Thank you Gee, will do.
It’s easier to clean the file of all metadata or to even import and then export (re-encode) from Audacity as a new mp3 file.
While true at a basic level, I beg to differ with this advice.
To begin with, unless you use a lossless format (WAV, FLAC, ALAC and a few less-known others) to go to CD and re-rip to MP3 yourself, you are losing information 2 times. Once going from lossy format to CD and then back to MP3. This will NOT improve sound quality one bit, actually make it a quite a bit worse.
If you have access to the original lossless format, you can totally save the conversion to CD step as you can go straight from the lossless copy to the desired lossy format (MP3, AAC, etx.). dBpoweramp which is mentioned by Gee is a very nice program. I have been using it for years. It’s not free, but low priced and comes with all kinds of goodies like batch-ripping (had a PC with six CD-players running concurrently when I converted my original CD collection) and batch-conversion which is nice if you have much converting to do.
Finally, if you use 128MP3, the quality is already so (audibly) bad, that any attempt to re-rip it will be a waste of time, imho. The only time I see 128MP3 anywhere is in illegal downloads, so that’s a no-no to begin with anyway.
Personally I’ll try to have original tracks (I save everything in FLAC, provided I am 100% convinced the original is true) and rip myself to end up with high-quality 320MP3 for use in my DJ software. Just me of course.
Finally, for those of you who are in doubt if your (downloaded) tracks are what they pretend to be, quality-wise, take a look at this tool. It will check and show you the track analysis if you want.

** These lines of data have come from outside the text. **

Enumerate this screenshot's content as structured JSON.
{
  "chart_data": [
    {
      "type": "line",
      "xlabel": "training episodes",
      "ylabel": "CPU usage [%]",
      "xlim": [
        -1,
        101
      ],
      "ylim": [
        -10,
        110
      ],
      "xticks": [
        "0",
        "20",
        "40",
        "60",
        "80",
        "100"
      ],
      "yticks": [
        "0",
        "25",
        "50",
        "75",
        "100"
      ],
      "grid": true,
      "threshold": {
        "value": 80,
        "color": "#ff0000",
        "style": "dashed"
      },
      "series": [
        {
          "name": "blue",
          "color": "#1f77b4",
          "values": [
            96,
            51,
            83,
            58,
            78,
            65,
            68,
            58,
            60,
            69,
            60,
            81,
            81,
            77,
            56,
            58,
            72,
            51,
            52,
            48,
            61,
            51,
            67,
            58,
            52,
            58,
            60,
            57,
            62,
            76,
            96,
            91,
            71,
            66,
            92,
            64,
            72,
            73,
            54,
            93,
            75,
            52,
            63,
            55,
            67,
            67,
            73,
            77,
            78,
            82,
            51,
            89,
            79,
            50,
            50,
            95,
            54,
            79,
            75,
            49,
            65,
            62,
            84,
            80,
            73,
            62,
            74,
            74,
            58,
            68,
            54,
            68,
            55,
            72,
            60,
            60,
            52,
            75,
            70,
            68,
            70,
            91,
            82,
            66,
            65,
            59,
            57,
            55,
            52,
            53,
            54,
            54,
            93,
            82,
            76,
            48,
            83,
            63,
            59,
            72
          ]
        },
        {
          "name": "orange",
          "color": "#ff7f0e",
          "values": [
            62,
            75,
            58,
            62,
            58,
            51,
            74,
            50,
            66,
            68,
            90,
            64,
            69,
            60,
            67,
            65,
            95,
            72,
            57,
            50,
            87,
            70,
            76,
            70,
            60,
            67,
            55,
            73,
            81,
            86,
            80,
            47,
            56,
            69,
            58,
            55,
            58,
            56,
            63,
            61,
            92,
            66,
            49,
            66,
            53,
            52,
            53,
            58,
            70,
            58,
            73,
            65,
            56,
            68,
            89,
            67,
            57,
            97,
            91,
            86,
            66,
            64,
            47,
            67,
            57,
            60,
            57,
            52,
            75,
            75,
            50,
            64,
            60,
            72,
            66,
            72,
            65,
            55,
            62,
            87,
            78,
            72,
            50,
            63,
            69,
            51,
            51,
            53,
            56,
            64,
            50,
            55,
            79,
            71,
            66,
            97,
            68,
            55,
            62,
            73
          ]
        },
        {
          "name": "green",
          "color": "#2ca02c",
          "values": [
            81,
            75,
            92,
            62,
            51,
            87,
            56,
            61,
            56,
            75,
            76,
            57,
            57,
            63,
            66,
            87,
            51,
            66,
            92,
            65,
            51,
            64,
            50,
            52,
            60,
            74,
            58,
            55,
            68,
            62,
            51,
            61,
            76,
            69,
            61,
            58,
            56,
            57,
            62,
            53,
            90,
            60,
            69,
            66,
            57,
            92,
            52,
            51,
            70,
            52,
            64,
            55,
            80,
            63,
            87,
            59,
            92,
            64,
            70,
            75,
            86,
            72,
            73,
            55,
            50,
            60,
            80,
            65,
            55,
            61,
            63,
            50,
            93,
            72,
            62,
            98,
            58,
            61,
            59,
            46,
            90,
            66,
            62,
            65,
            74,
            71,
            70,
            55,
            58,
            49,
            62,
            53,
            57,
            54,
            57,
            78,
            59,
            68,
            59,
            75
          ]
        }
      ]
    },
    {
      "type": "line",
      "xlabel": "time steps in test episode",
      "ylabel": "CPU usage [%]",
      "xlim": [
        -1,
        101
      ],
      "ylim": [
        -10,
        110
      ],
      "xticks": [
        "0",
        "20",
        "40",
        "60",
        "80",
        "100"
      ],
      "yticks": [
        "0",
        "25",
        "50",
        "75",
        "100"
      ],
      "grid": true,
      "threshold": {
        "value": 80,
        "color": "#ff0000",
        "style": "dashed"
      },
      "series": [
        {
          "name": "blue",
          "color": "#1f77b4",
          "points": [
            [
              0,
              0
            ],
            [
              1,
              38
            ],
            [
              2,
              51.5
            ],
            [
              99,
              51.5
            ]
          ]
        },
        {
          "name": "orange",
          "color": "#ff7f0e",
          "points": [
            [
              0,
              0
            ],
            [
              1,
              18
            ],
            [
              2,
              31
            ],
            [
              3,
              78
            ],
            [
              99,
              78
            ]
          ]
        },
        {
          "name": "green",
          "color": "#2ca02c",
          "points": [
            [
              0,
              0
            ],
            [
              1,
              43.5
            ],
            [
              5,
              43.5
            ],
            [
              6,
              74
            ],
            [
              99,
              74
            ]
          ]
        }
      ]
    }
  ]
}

It’s free, but a 15 euro (I think) donation unlocks all features and removes limitations on number of tracks you can do and such.
The same developer has some other useful tools too.
My two cents as usual.
I’m not suggesting the cd burn as any way to adjust audio quality.
I’m suggesting the burn and the re-rip as a method of quarantining whatever may have happened to the file or its parameters previously.
Thank you for the info guys. I Appreciate it.
That is what the true at a basic level was about. Doesn’t change the fact that this particular method automatically comes with declining audio quality. So while you might fix one problem, you insert another.
Hence my remarks.
Clearly we are all here with the same goal, which is to help each other out as Denon users.